Rezension von Mona

Lang haben wir Fans auf ein neues Werk des „Extrem laut und unglaublich nah“ Ausnahme-Autors gewartet und im November 2016 war es dann soweit – Herr Foer gab sich die Ehre, uns mit einem fulminanten Werk zu überraschen, dass von Komik, Tragik, Klugheit und Charme nur so strotzte.

„Hier bin ich“ ist seit längerem für mich wieder ein Werk, das zwar relativ umfangreich ist, sich aber nicht in Banalitäten verliert und somit die Handlung unnötig streckt. Für mich war es eines von 4 Highlights in 2016.

Worum geht es?

Familie Bloch, eine jüdisch-amerikanische Familie, die viel Wert auf Normalität legt, hat mehrere Krisen zu bewältigen. Drei heranwachsende Söhne, die sich gerade in der Sinnfindung befinden, die Schwere der Ehe meistern und immer öfter daran scheitern, und die israelischen Verwandten verstehen.

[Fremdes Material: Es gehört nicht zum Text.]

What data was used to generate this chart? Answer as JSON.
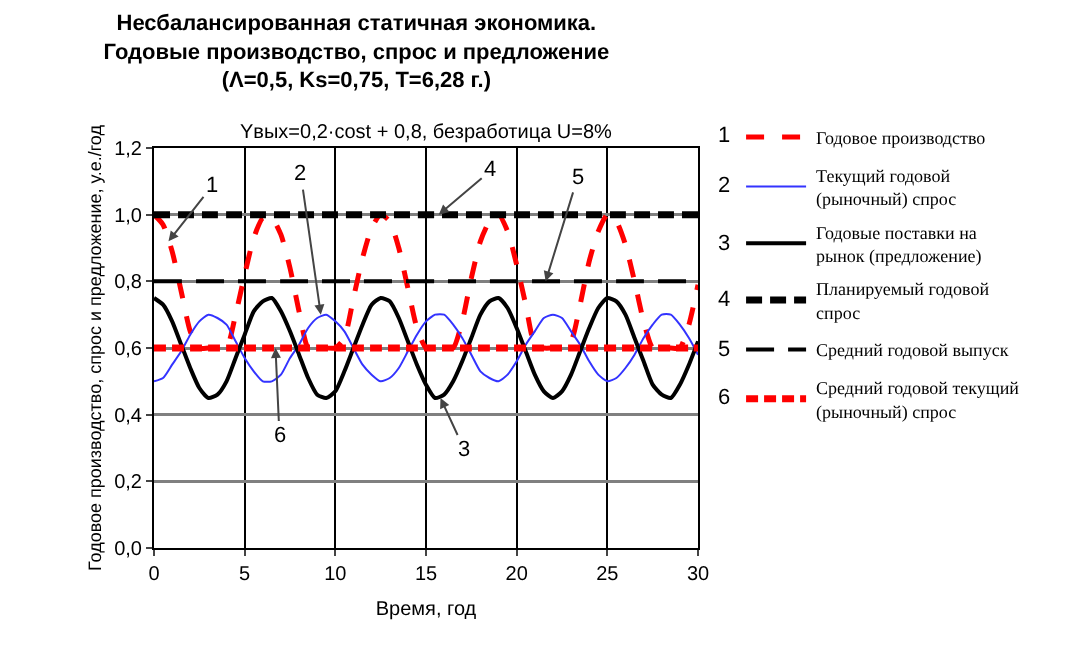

Zudem ist ein verheerendes Erdbeben in Israel bereits dabei, alle Juden der Welt auf einen Prüfstand zu stellen.

Ganz so heiter, wie das vielleicht klingen mag, ist die Geschichte nicht. Sie sprüht zwar vor Sarkasmus und Wortwitz, was den überaus fein gezeichneten Charakteren geschuldet ist, aber die Grundprämisse ist doch eher düster und dementsprechend entwickelt sich die Geschichte auch. Wir steigen in die Geschichte ein, als der älteste Sohn beschuldigt wird, zahlreiche unverzeihliche Schimpfwörter geschrieben zu haben, was seine Tauglichkeit für die bevorstehende Bar Mizwa in Frage stellt.

Um diese Bar Mizwa dreht sich die ganze Geschichte, sie ist der Fokus, von dem anfänglich alle Charaktere angezogen oder abgestoßen werden. Zwischen Tradition, Hassliebe, Identitätskrise, Pflicht, Zugehörigkeit, Einsamkeit und Zwängen finden wir hier sämtliche Ausprägungen. Ein sehr großer Streitpunkt zwischen zwei Charakteren bildet hier auch die Frage, ob sich Juden auf ihrer Opferrolle ausruhen oder sie zurecht als das gebrandmarkte Volk angesehen wurden und immer noch werden (wichtig zu wissen ist, dass der Autor selbst Jude ist und das ein zentrales Thema in seinen Werken ist).

Die Charaktere selber wirken wie aus dem Leben entsprungen, so besonders, nah und echt hat der Autor sie gezeichnet. Anhand der zahlreichen wirklich fesselnden und spritzigen Dialoge kann man alle Charaktere voneinander unterscheiden, da der Autor jedem eine Seele eingehaucht hat. Jeder Charakter ist auf seine ganz eigene Art und Weise klug und besonders und bietet sehr viel Reibungspunkte. Also in dieser Geschichte empfand ich es nicht so, als dass mir eine Familie präsentiert wurde, die ich in mein Herz geschlossen und lieben gelernt habe, sondern dass eine Familie gezeigt wurde, die sich teilweise total daneben benimmt und nicht nachvollziehbare Dinge tut, aber genau so ist das Leben. In seiner Rolle (vermeintlich) zu versagen oder ratlos dem Leben entgegenblicken sind sehr menschliche und vom Autor zwar realistisch, aber irgendwie auch hoffnungsvoll, geschilderte Dinge.

Was die Geschichte ebenfalls sehr großartig macht (neben der Tatsache, dass sie wirklich bildend ist), ist die Entwicklung der Handlung. Ich habe dem Finale entgegengefiebert, wurde zahlreiche Male verblüfft, geschockt und auf die Folter gespannt. Dass der Autor ein Händchen für meisterhafte Geschichte hat, hat er schon vorher bewiesen. Dass er diese Spannung aber auch über eine hohe Seitenzahl halten kann, ist eine grandiose Leistung!

Fazit

11 Jahre nach Erscheinen seines letzten Buch hat Jonathan Safran Foer uns wieder mit einer neuen meisterhaften Geschichte beehrt, die so viel Klugheit und Charme versprüht, dass man sie wieder und wieder erleben will. Ein echtes Highlight!